La place de la musique est un indicateur de la manière dont une ville définit son public.


Chapitre 15 Tokyo : Ville surpeuplée et musique en salle

Tokyo est l’une des villes les plus densément peuplées au monde et sa culture musicale s’est constamment déplacée vers l’intérieur. Les structures urbaines dans lesquelles les zones résidentielles et commerciales sont étroitement liées et la grande sensibilité de la société au bruit nocturne ont supprimé la culture de la musique forte en extérieur et encouragé la sophistication des espaces fermés tels que les clubs souterrains, les salles de concert et les bars d’écoute.

Depuis les années 1960, avec la distribution de disques importés et la diffusion des équipements audio, « l’environnement d’écoute » lui-même a acquis une valeur culturelle à Tokyo. La musique est devenue à la fois une expérience partagée et un objet que les individus peuvent sélectionner, collectionner et jouer. La petite taille de la ville rend les gens plus intéressés par la résolution des images sonores et par des connaissances qui traversent les genres que par le volume.

Des années 1980 aux années 1990, alors que la culture des clubs était importée, elle s’est développée de manière indépendante en s’adaptant à l’environnement réglementaire propre aux villes.
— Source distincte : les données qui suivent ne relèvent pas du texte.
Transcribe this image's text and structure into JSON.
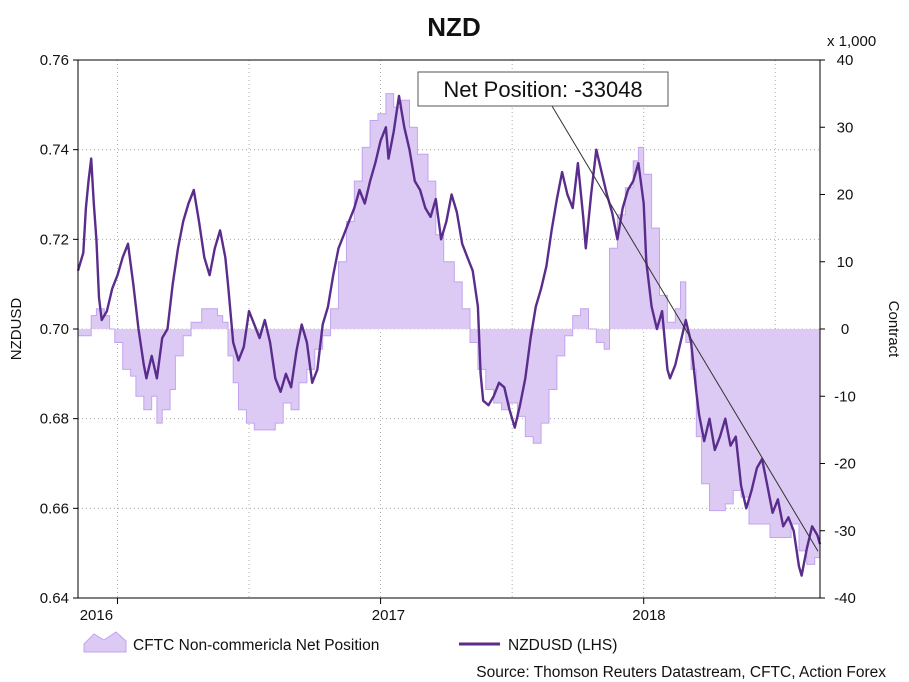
{
  "chart_data": {
    "type": "area+line",
    "title": "NZD",
    "left_axis": {
      "label": "NZDUSD",
      "ylim": [
        0.64,
        0.76
      ],
      "ticks": [
        "0.76",
        "0.74",
        "0.72",
        "0.70",
        "0.68",
        "0.66",
        "0.64"
      ]
    },
    "right_axis": {
      "label": "Contract",
      "multiplier_label": "x 1,000",
      "ylim": [
        -40,
        40
      ],
      "ticks": [
        "40",
        "30",
        "20",
        "10",
        "0",
        "-10",
        "-20",
        "-30",
        "-40"
      ]
    },
    "x_axis": {
      "range": [
        2015.85,
        2018.67
      ],
      "year_labels": [
        "2016",
        "2017",
        "2018"
      ]
    },
    "callout": {
      "text": "Net Position: -33048",
      "value_k": -33.048
    },
    "legend": {
      "area_label": "CFTC Non-commericla Net Position",
      "line_label": "NZDUSD (LHS)"
    },
    "source": "Source: Thomson Reuters Datastream, CFTC, Action Forex",
    "colors": {
      "area_fill": "#dccaf5",
      "area_edge": "#c2a4ee",
      "line": "#5a2d8c",
      "grid": "#9a9a9a"
    },
    "series": [
      {
        "name": "CFTC Non-commericla Net Position",
        "axis": "right",
        "units": "contracts (thousands)",
        "points": [
          [
            2015.85,
            -1
          ],
          [
            2015.88,
            -1
          ],
          [
            2015.9,
            2
          ],
          [
            2015.92,
            3
          ],
          [
            2015.95,
            2
          ],
          [
            2015.97,
            0
          ],
          [
            2015.99,
            -2
          ],
          [
            2016.02,
            -6
          ],
          [
            2016.05,
            -7
          ],
          [
            2016.07,
            -10
          ],
          [
            2016.1,
            -12
          ],
          [
            2016.13,
            -10
          ],
          [
            2016.15,
            -14
          ],
          [
            2016.17,
            -12
          ],
          [
            2016.2,
            -9
          ],
          [
            2016.22,
            -4
          ],
          [
            2016.25,
            -1
          ],
          [
            2016.28,
            1
          ],
          [
            2016.32,
            3
          ],
          [
            2016.35,
            3
          ],
          [
            2016.38,
            2
          ],
          [
            2016.4,
            1
          ],
          [
            2016.42,
            -4
          ],
          [
            2016.44,
            -8
          ],
          [
            2016.46,
            -12
          ],
          [
            2016.49,
            -14
          ],
          [
            2016.52,
            -15
          ],
          [
            2016.56,
            -15
          ],
          [
            2016.6,
            -14
          ],
          [
            2016.63,
            -11
          ],
          [
            2016.66,
            -12
          ],
          [
            2016.69,
            -8
          ],
          [
            2016.72,
            -6
          ],
          [
            2016.75,
            -3
          ],
          [
            2016.78,
            -1
          ],
          [
            2016.81,
            3
          ],
          [
            2016.84,
            10
          ],
          [
            2016.87,
            16
          ],
          [
            2016.9,
            22
          ],
          [
            2016.93,
            27
          ],
          [
            2016.96,
            31
          ],
          [
            2016.99,
            32
          ],
          [
            2017.02,
            35
          ],
          [
            2017.05,
            33
          ],
          [
            2017.08,
            34
          ],
          [
            2017.11,
            30
          ],
          [
            2017.14,
            26
          ],
          [
            2017.18,
            22
          ],
          [
            2017.21,
            14
          ],
          [
            2017.24,
            10
          ],
          [
            2017.28,
            7
          ],
          [
            2017.31,
            3
          ],
          [
            2017.34,
            -2
          ],
          [
            2017.37,
            -6
          ],
          [
            2017.4,
            -9
          ],
          [
            2017.43,
            -11
          ],
          [
            2017.46,
            -12
          ],
          [
            2017.49,
            -11
          ],
          [
            2017.52,
            -13
          ],
          [
            2017.55,
            -16
          ],
          [
            2017.58,
            -17
          ],
          [
            2017.61,
            -14
          ],
          [
            2017.64,
            -9
          ],
          [
            2017.67,
            -4
          ],
          [
            2017.7,
            -1
          ],
          [
            2017.73,
            2
          ],
          [
            2017.76,
            3
          ],
          [
            2017.79,
            0
          ],
          [
            2017.82,
            -2
          ],
          [
            2017.85,
            -3
          ],
          [
            2017.87,
            12
          ],
          [
            2017.9,
            17
          ],
          [
            2017.93,
            21
          ],
          [
            2017.96,
            25
          ],
          [
            2017.98,
            27
          ],
          [
            2018.0,
            23
          ],
          [
            2018.03,
            15
          ],
          [
            2018.06,
            5
          ],
          [
            2018.09,
            1
          ],
          [
            2018.12,
            3
          ],
          [
            2018.14,
            7
          ],
          [
            2018.16,
            -2
          ],
          [
            2018.18,
            -6
          ],
          [
            2018.2,
            -16
          ],
          [
            2018.22,
            -23
          ],
          [
            2018.25,
            -27
          ],
          [
            2018.28,
            -27
          ],
          [
            2018.31,
            -26
          ],
          [
            2018.34,
            -24
          ],
          [
            2018.37,
            -25
          ],
          [
            2018.4,
            -29
          ],
          [
            2018.44,
            -29
          ],
          [
            2018.48,
            -31
          ],
          [
            2018.52,
            -31
          ],
          [
            2018.56,
            -29
          ],
          [
            2018.59,
            -33
          ],
          [
            2018.62,
            -35
          ],
          [
            2018.65,
            -34
          ],
          [
            2018.67,
            -33
          ]
        ]
      },
      {
        "name": "NZDUSD (LHS)",
        "axis": "left",
        "units": "USD per NZD",
        "points": [
          [
            2015.85,
            0.713
          ],
          [
            2015.87,
            0.717
          ],
          [
            2015.88,
            0.727
          ],
          [
            2015.89,
            0.733
          ],
          [
            2015.9,
            0.738
          ],
          [
            2015.91,
            0.728
          ],
          [
            2015.92,
            0.72
          ],
          [
            2015.93,
            0.707
          ],
          [
            2015.94,
            0.702
          ],
          [
            2015.96,
            0.704
          ],
          [
            2015.98,
            0.709
          ],
          [
            2016.0,
            0.712
          ],
          [
            2016.02,
            0.716
          ],
          [
            2016.04,
            0.719
          ],
          [
            2016.06,
            0.71
          ],
          [
            2016.08,
            0.7
          ],
          [
            2016.1,
            0.692
          ],
          [
            2016.11,
            0.689
          ],
          [
            2016.13,
            0.694
          ],
          [
            2016.15,
            0.689
          ],
          [
            2016.17,
            0.698
          ],
          [
            2016.19,
            0.7
          ],
          [
            2016.21,
            0.71
          ],
          [
            2016.23,
            0.718
          ],
          [
            2016.25,
            0.724
          ],
          [
            2016.27,
            0.728
          ],
          [
            2016.29,
            0.731
          ],
          [
            2016.31,
            0.724
          ],
          [
            2016.33,
            0.716
          ],
          [
            2016.35,
            0.712
          ],
          [
            2016.37,
            0.718
          ],
          [
            2016.39,
            0.722
          ],
          [
            2016.41,
            0.716
          ],
          [
            2016.42,
            0.71
          ],
          [
            2016.44,
            0.697
          ],
          [
            2016.46,
            0.693
          ],
          [
            2016.48,
            0.696
          ],
          [
            2016.5,
            0.704
          ],
          [
            2016.52,
            0.701
          ],
          [
            2016.54,
            0.698
          ],
          [
            2016.56,
            0.702
          ],
          [
            2016.58,
            0.697
          ],
          [
            2016.6,
            0.689
          ],
          [
            2016.62,
            0.686
          ],
          [
            2016.64,
            0.69
          ],
          [
            2016.66,
            0.687
          ],
          [
            2016.68,
            0.695
          ],
          [
            2016.7,
            0.701
          ],
          [
            2016.72,
            0.697
          ],
          [
            2016.74,
            0.688
          ],
          [
            2016.76,
            0.691
          ],
          [
            2016.78,
            0.701
          ],
          [
            2016.8,
            0.705
          ],
          [
            2016.82,
            0.712
          ],
          [
            2016.84,
            0.718
          ],
          [
            2016.86,
            0.721
          ],
          [
            2016.88,
            0.724
          ],
          [
            2016.9,
            0.727
          ],
          [
            2016.92,
            0.731
          ],
          [
            2016.94,
            0.728
          ],
          [
            2016.96,
            0.733
          ],
          [
            2016.98,
            0.737
          ],
          [
            2017.0,
            0.742
          ],
          [
            2017.02,
            0.745
          ],
          [
            2017.03,
            0.738
          ],
          [
            2017.05,
            0.744
          ],
          [
            2017.07,
            0.752
          ],
          [
            2017.09,
            0.745
          ],
          [
            2017.11,
            0.74
          ],
          [
            2017.13,
            0.733
          ],
          [
            2017.15,
            0.731
          ],
          [
            2017.17,
            0.727
          ],
          [
            2017.19,
            0.725
          ],
          [
            2017.21,
            0.729
          ],
          [
            2017.23,
            0.72
          ],
          [
            2017.25,
            0.724
          ],
          [
            2017.27,
            0.73
          ],
          [
            2017.29,
            0.726
          ],
          [
            2017.31,
            0.719
          ],
          [
            2017.33,
            0.716
          ],
          [
            2017.35,
            0.713
          ],
          [
            2017.37,
            0.705
          ],
          [
            2017.38,
            0.69
          ],
          [
            2017.39,
            0.684
          ],
          [
            2017.41,
            0.683
          ],
          [
            2017.43,
            0.685
          ],
          [
            2017.45,
            0.688
          ],
          [
            2017.47,
            0.687
          ],
          [
            2017.49,
            0.682
          ],
          [
            2017.51,
            0.678
          ],
          [
            2017.53,
            0.683
          ],
          [
            2017.55,
            0.689
          ],
          [
            2017.57,
            0.698
          ],
          [
            2017.59,
            0.705
          ],
          [
            2017.61,
            0.709
          ],
          [
            2017.63,
            0.714
          ],
          [
            2017.65,
            0.722
          ],
          [
            2017.67,
            0.729
          ],
          [
            2017.69,
            0.735
          ],
          [
            2017.71,
            0.73
          ],
          [
            2017.73,
            0.727
          ],
          [
            2017.75,
            0.737
          ],
          [
            2017.77,
            0.725
          ],
          [
            2017.78,
            0.718
          ],
          [
            2017.8,
            0.73
          ],
          [
            2017.82,
            0.74
          ],
          [
            2017.84,
            0.735
          ],
          [
            2017.86,
            0.73
          ],
          [
            2017.88,
            0.726
          ],
          [
            2017.9,
            0.72
          ],
          [
            2017.92,
            0.727
          ],
          [
            2017.94,
            0.731
          ],
          [
            2017.96,
            0.733
          ],
          [
            2017.98,
            0.737
          ],
          [
            2018.0,
            0.728
          ],
          [
            2018.01,
            0.715
          ],
          [
            2018.03,
            0.705
          ],
          [
            2018.05,
            0.7
          ],
          [
            2018.07,
            0.704
          ],
          [
            2018.09,
            0.691
          ],
          [
            2018.1,
            0.689
          ],
          [
            2018.12,
            0.692
          ],
          [
            2018.14,
            0.697
          ],
          [
            2018.16,
            0.702
          ],
          [
            2018.18,
            0.697
          ],
          [
            2018.2,
            0.686
          ],
          [
            2018.21,
            0.681
          ],
          [
            2018.23,
            0.675
          ],
          [
            2018.25,
            0.68
          ],
          [
            2018.27,
            0.673
          ],
          [
            2018.29,
            0.676
          ],
          [
            2018.31,
            0.68
          ],
          [
            2018.33,
            0.674
          ],
          [
            2018.35,
            0.676
          ],
          [
            2018.37,
            0.665
          ],
          [
            2018.39,
            0.66
          ],
          [
            2018.41,
            0.664
          ],
          [
            2018.43,
            0.669
          ],
          [
            2018.45,
            0.671
          ],
          [
            2018.47,
            0.665
          ],
          [
            2018.49,
            0.659
          ],
          [
            2018.51,
            0.662
          ],
          [
            2018.53,
            0.656
          ],
          [
            2018.55,
            0.658
          ],
          [
            2018.57,
            0.655
          ],
          [
            2018.59,
            0.647
          ],
          [
            2018.6,
            0.645
          ],
          [
            2018.62,
            0.651
          ],
          [
            2018.64,
            0.656
          ],
          [
            2018.66,
            0.654
          ],
          [
            2018.67,
            0.652
          ]
        ]
      }
    ]
  }
}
Si le fonctionnement pendant des heures courtes, le fait d’être clandestin et la réduction des effectifs étaient des contraintes, ils créaient également un public sélectif et une expérience intense.

La culture musicale de Tokyo a surmonté les contraintes de la surpopulation grâce au raffinement.


Chapitre 16 Osaka : Diversité et rythme physique

Osaka a une structure urbaine dans laquelle le commerce, la résidence et les loisirs sont relativement mélangés. Il est facile de saisir visuellement le flux des personnes et la culture musicale a tendance à mettre l’accent sur les réactions physiques plutôt que sur la théorie. La culture live house et la musique de danse se sont développées en conjonction avec la nature matérialiste des villes.

L’échelle de la ville est plus petite que celle de Tokyo et la scène musicale circule par unités visibles. L’intensité du lieu prime sur la pureté du genre, et l’expérience live elle-même devient l’axe d’évaluation.

La musique d’Osaka a directement traduit la distance et la physicalité de la ville en rythme.


Chapitre 17 Villes locales : mises à jour de la périphérie observées à Fukuoka et Sapporo

La culture musicale des villes locales a mûri selon sa propre chronologie, tout en étant influencée par le gouvernement central. En raison de la proximité géographique de Fukuoka avec l’Asie et de son caractère de ville portuaire, elle a rapidement accepté la culture étrangère, et les clubs et les salles de concert ont tendance à se regrouper dans le centre-ville.

En raison du climat et de la taille de la ville, Sapporo a une forte orientation intérieure et des événements multi-genres sont organisés depuis longtemps. Les marges urbaines ont fonctionné comme un espace d’expression expérimentale.

Les villes régionales ont mûri la musique à un rythme différent de celui de la région centrale.


Chapitre 18 Réglementation et réaménagement des clubs : les institutions façonnent la musique

Les clubs et les salles de concert ont toujours entretenu des relations tendues avec les institutions urbaines. Les réglementations, le zonage et les plans de réaménagement des entreprises de divertissement affectent l’emplacement et la survie des espaces musicaux. Bien que ces institutions aient été conçues non pas pour interdire la musique mais pour maintenir l’ordre urbain, elles ont en conséquence réorganisé la géographie de la culture musicale.

À mesure que les prix des terrains augmentent en raison du réaménagement, les espaces musicaux à petite échelle se déplacent vers la périphérie. Dans bien des cas, ce mouvement ne conduit pas à un déclin, mais plutôt à la création de nouvelles scènes.

Le système a restreint la musique tout en la poussant simultanément à l’endroit suivant.


Dernier chapitre : Comment la musique représente-t-elle le futur des villes ?

La musique enregistre, critique et parfois anticipe la ville. Tant que l’espace urbain continuera à changer, de nouvelles musiques continueront à naître. Écouter de la musique, c’est écouter à la fois le présent et le futur de la ville.

La musique reste le langage le plus sensuel à travers lequel les villes parlent d’elles-mêmes.